Künstlerische Performance in Dortmund als temporäres Denkmal
An Restaurants und Bars vorbei geht es zur Reinoldikirche, dem Schlusspunkt der Performance. Dort war das Richthaus, an dem die Urteile verlesen wurden. Glockenläuten bedeutete Todesurteil. Andächtig blickt die Künstlerin auf die Stätte. Ihren roten Stoff hat sie abgelegt und stattdessen einen dunklen Mantel übergeworfen. Der fiktionale Teil der Performance ist vorbei.

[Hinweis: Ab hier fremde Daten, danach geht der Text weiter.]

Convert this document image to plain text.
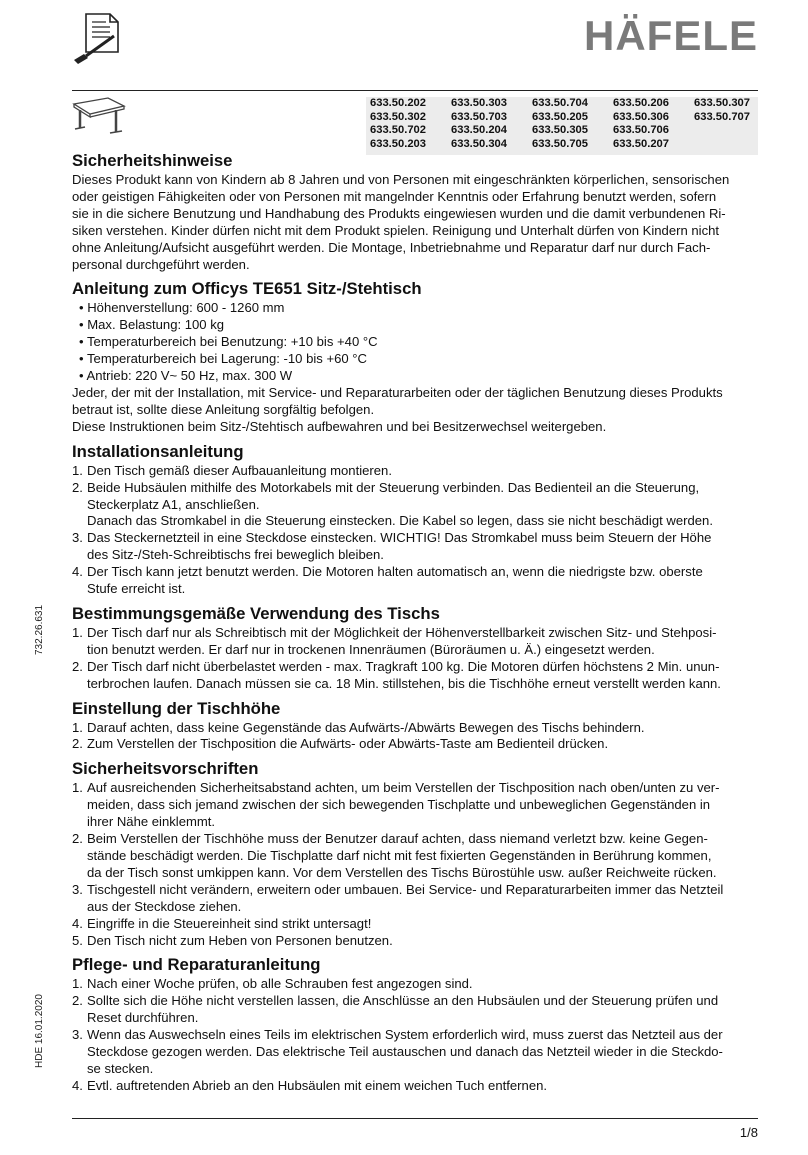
HÄFELE
633.50.202	633.50.303	633.50.704	633.50.206	633.50.307
633.50.302	633.50.703	633.50.205	633.50.306	633.50.707
633.50.702	633.50.204	633.50.305	633.50.706
633.50.203	633.50.304	633.50.705	633.50.207
Sicherheitshinweise

Dieses Produkt kann von Kindern ab 8 Jahren und von Personen mit eingeschränkten körperlichen, sensorischen
oder geistigen Fähigkeiten oder von Personen mit mangelnder Kenntnis oder Erfahrung benutzt werden, sofern
sie in die sichere Benutzung und Handhabung des Produkts eingewiesen wurden und die damit verbundenen Ri-
siken verstehen. Kinder dürfen nicht mit dem Produkt spielen. Reinigung und Unterhalt dürfen von Kindern nicht
ohne Anleitung/Aufsicht ausgeführt werden. Die Montage, Inbetriebnahme und Reparatur darf nur durch Fach-
personal durchgeführt werden.

Anleitung zum Officys TE651 Sitz-/Stehtisch
• Höhenverstellung: 600 - 1260 mm
• Max. Belastung: 100 kg
• Temperaturbereich bei Benutzung: +10 bis +40 °C
• Temperaturbereich bei Lagerung: -10 bis +60 °C
• Antrieb: 220 V~ 50 Hz, max. 300 W

Jeder, der mit der Installation, mit Service- und Reparaturarbeiten oder der täglichen Benutzung dieses Produkts
betraut ist, sollte diese Anleitung sorgfältig befolgen.
Diese Instruktionen beim Sitz-/Stehtisch aufbewahren und bei Besitzerwechsel weitergeben.

Installationsanleitung
1. Den Tisch gemäß dieser Aufbauanleitung montieren.
2. Beide Hubsäulen mithilfe des Motorkabels mit der Steuerung verbinden. Das Bedienteil an die Steuerung,
Steckerplatz A1, anschließen.
Danach das Stromkabel in die Steuerung einstecken. Die Kabel so legen, dass sie nicht beschädigt werden.
3. Das Steckernetzteil in eine Steckdose einstecken. WICHTIG! Das Stromkabel muss beim Steuern der Höhe
des Sitz-/Steh-Schreibtischs frei beweglich bleiben.
4. Der Tisch kann jetzt benutzt werden. Die Motoren halten automatisch an, wenn die niedrigste bzw. oberste
Stufe erreicht ist.
Bestimmungsgemäße Verwendung des Tischs
1. Der Tisch darf nur als Schreibtisch mit der Möglichkeit der Höhenverstellbarkeit zwischen Sitz- und Stehposi-
tion benutzt werden. Er darf nur in trockenen Innenräumen (Büroräumen u. Ä.) eingesetzt werden.
2. Der Tisch darf nicht überbelastet werden - max. Tragkraft 100 kg. Die Motoren dürfen höchstens 2 Min. unun-
terbrochen laufen. Danach müssen sie ca. 18 Min. stillstehen, bis die Tischhöhe erneut verstellt werden kann.
Einstellung der Tischhöhe
1. Darauf achten, dass keine Gegenstände das Aufwärts-/Abwärts Bewegen des Tischs behindern.
2. Zum Verstellen der Tischposition die Aufwärts- oder Abwärts-Taste am Bedienteil drücken.
Sicherheitsvorschriften
1. Auf ausreichenden Sicherheitsabstand achten, um beim Verstellen der Tischposition nach oben/unten zu ver-
meiden, dass sich jemand zwischen der sich bewegenden Tischplatte und unbeweglichen Gegenständen in
ihrer Nähe einklemmt.
2. Beim Verstellen der Tischhöhe muss der Benutzer darauf achten, dass niemand verletzt bzw. keine Gegen-
stände beschädigt werden. Die Tischplatte darf nicht mit fest fixierten Gegenständen in Berührung kommen,
da der Tisch sonst umkippen kann. Vor dem Verstellen des Tischs Bürostühle usw. außer Reichweite rücken.
3. Tischgestell nicht verändern, erweitern oder umbauen. Bei Service- und Reparaturarbeiten immer das Netzteil
aus der Steckdose ziehen.
4. Eingriffe in die Steuereinheit sind strikt untersagt!
5. Den Tisch nicht zum Heben von Personen benutzen.
Pflege- und Reparaturanleitung
1. Nach einer Woche prüfen, ob alle Schrauben fest angezogen sind.
2. Sollte sich die Höhe nicht verstellen lassen, die Anschlüsse an den Hubsäulen und der Steuerung prüfen und
Reset durchführen.
3. Wenn das Auswechseln eines Teils im elektrischen System erforderlich wird, muss zuerst das Netzteil aus der
Steckdose gezogen werden. Das elektrische Teil austauschen und danach das Netzteil wieder in die Steckdo-
se stecken.
4. Evtl. auftretenden Abrieb an den Hubsäulen mit einem weichen Tuch entfernen.
732.26.631
HDE 16.01.2020
1/8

Die Performance gilt dem Gedenken im öffentlichen Raum – flüchtig, nicht materiell verewigt. Die Idee stammt von der Dortmunder Geschichtswerkstatt, die sich über 20 Jahre für ein „Hexendenkmal“ an der Reinoldikirche eingesetzt hat – gegen die Unterdrückung von Frauen, die mit den Verbrennungen auf dem Scheiterhaufen begonnen habe. Vor zehn Jahren scheiterten die Bestrebungen. Und nun doch die Wendung: Susanne Meyer von der Geschichtswerkstatt verkündet: Ein Mahnmal soll kommen, benannt nach Anna Kösters, die als erste Frau in Dortmund verbrannt wurde.
Mümmel Elsken ist eine von 30 Frauen in Dortmund und Hunderttausenden in Europa, die während des Mittelalters und der frühen Neuzeit als Hexen verurteilt, verfolgt, gefoltert, vertrieben oder getötet wurden. Über die Kopfhörer wird das Schauspiel untermalt mit historischen und aktuellen Bezügen – geschlechterbezogene Diskriminierung, Femizide, Diskurse über Schwangerschaftsabbrüche und Care-Arbeit. Das Projekt gibt es seit 2022, gefördert von der Dortmunder Tanz- und Theaterszene und dem NRW Landesbüro für Freie Darstellende Künste.
Weitere Termine sind am 30. und 31. August um jeweils 19 Uhr. Tickets gibt es online auf rausgegangen.de und vor Ort.